Джон нежно поцеловал Тэсс, повернулся набок и почти сразу уснул. Девушка выждала немного, потом аккуратно перегнулась через него, взяла с ночного столика зеркало в золотой оправе и стала рассматривать свое лицо. Она любовалась собой, говорила сама себе комплименты и шепотом выражала надежду, что сын директора главного манчестерского театра, наконец, обратит на нее внимание. «А что делать с Джонни, я уж придумаю», - тихо проговорила Тэсс и хихикнула.

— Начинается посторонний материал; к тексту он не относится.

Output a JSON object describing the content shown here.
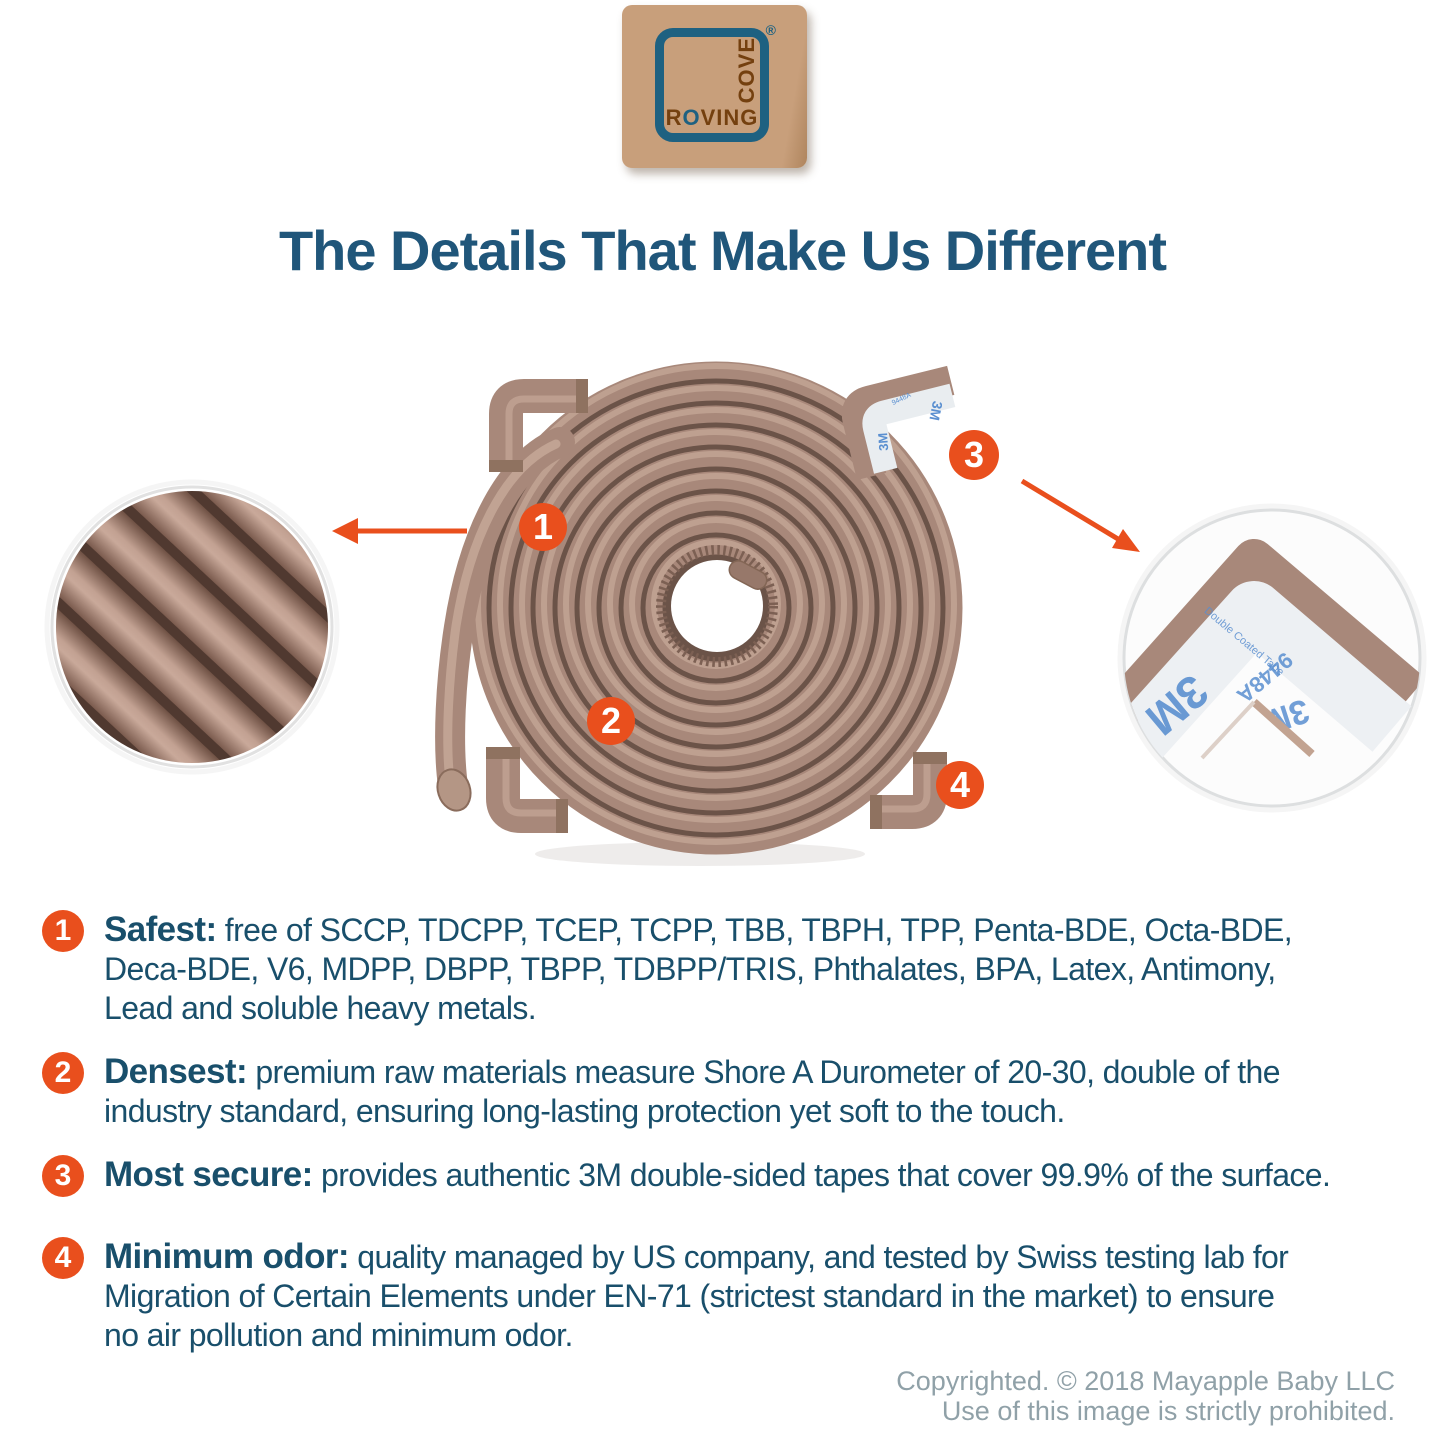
{
  "theme": {
    "accent_orange": "#e94f1d",
    "text_teal": "#194f6b",
    "title_teal": "#20567a",
    "logo_tan": "#c89f7b",
    "logo_teal": "#1e6181",
    "logo_brown": "#74400f",
    "foam": "#a8887a",
    "foam_dark": "#6b5348",
    "foam_light": "#c6a898",
    "tape_blue": "#5a8fd0",
    "copyright_gray": "#90a1a8"
  },
  "logo": {
    "roving_r": "R",
    "roving_o": "O",
    "roving_ving": "VING",
    "word_side": "COVE",
    "registered": "®"
  },
  "title": "The Details That Make Us Different",
  "diagram": {
    "badges": [
      "1",
      "2",
      "3",
      "4"
    ],
    "tape": {
      "brand": "3M",
      "code": "9448A",
      "desc": "Double Coated Tape"
    }
  },
  "features": [
    {
      "num": "1",
      "label": "Safest:",
      "lines": [
        "free of SCCP, TDCPP, TCEP, TCPP, TBB, TBPH, TPP, Penta-BDE, Octa-BDE,",
        "Deca-BDE, V6, MDPP, DBPP, TBPP, TDBPP/TRIS, Phthalates, BPA, Latex, Antimony,",
        "Lead and soluble heavy metals."
      ]
    },
    {
      "num": "2",
      "label": "Densest:",
      "lines": [
        "premium raw materials measure Shore A Durometer of 20-30, double of the",
        "industry standard, ensuring long-lasting protection yet soft to the touch."
      ]
    },
    {
      "num": "3",
      "label": "Most secure:",
      "lines": [
        "provides authentic 3M double-sided tapes that cover 99.9% of the surface."
      ]
    },
    {
      "num": "4",
      "label": "Minimum odor:",
      "lines": [
        "quality managed by US company, and tested by Swiss testing lab for",
        "Migration of Certain Elements under EN-71 (strictest standard in the market) to ensure",
        "no air pollution and minimum odor."
      ]
    }
  ],
  "footer": {
    "line1": "Copyrighted. © 2018 Mayapple Baby LLC",
    "line2": "Use of this image is strictly prohibited."
  }
}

Вдруг ее внимание привлек какой-то необычный звук. Тэсс прислушалась. Ей показалось, что она слышит шуршание книжных страниц. Будто кто-то листал огромную книгу, листал все быстрее и яростнее, и страницы угрожающе шелестели, переворачиваясь под чьими-то скрюченными пальцами. Звук приближался. Он несся по коридору, а потом резко затих у комнаты Джона. Тэсс попыталась разбудить его, но Джон спал очень крепко. Звук возобновился. Тэсс казалось, что за дверью высится целая гора исписанных, отвратительно шелестящих страниц. Девушка хотела закричать, но от ужаса в горле у нее пересохло. Она только крепко сжимала ручку зеркальца и смотрела, как дверь комнаты медленно открывается.

На следующее утро раньше всех в доме проснулась кухарка и сразу отправилась варить кофе. Ее удивил холод, царивший в доме. Как будто ночью кто-то открыл все двери и окна. Эмма прошлась по коридорам, поднялась наверх, заглянула в библиотеку. Большая книга в черной обложке лежала там же, где оставила ее леди Кэтрин. Она была открыта на одной из последних глав, в которых говорилось о втором способе омоложения. Эмма пожала плечами и отправилась будить мистера Смита. Она постучалась несколько раз, а потом заметила, что дверь не заперта. Эмма тихонько отворила дверь, да так и осталась стоять на пороге, при этом отчаянно визжа.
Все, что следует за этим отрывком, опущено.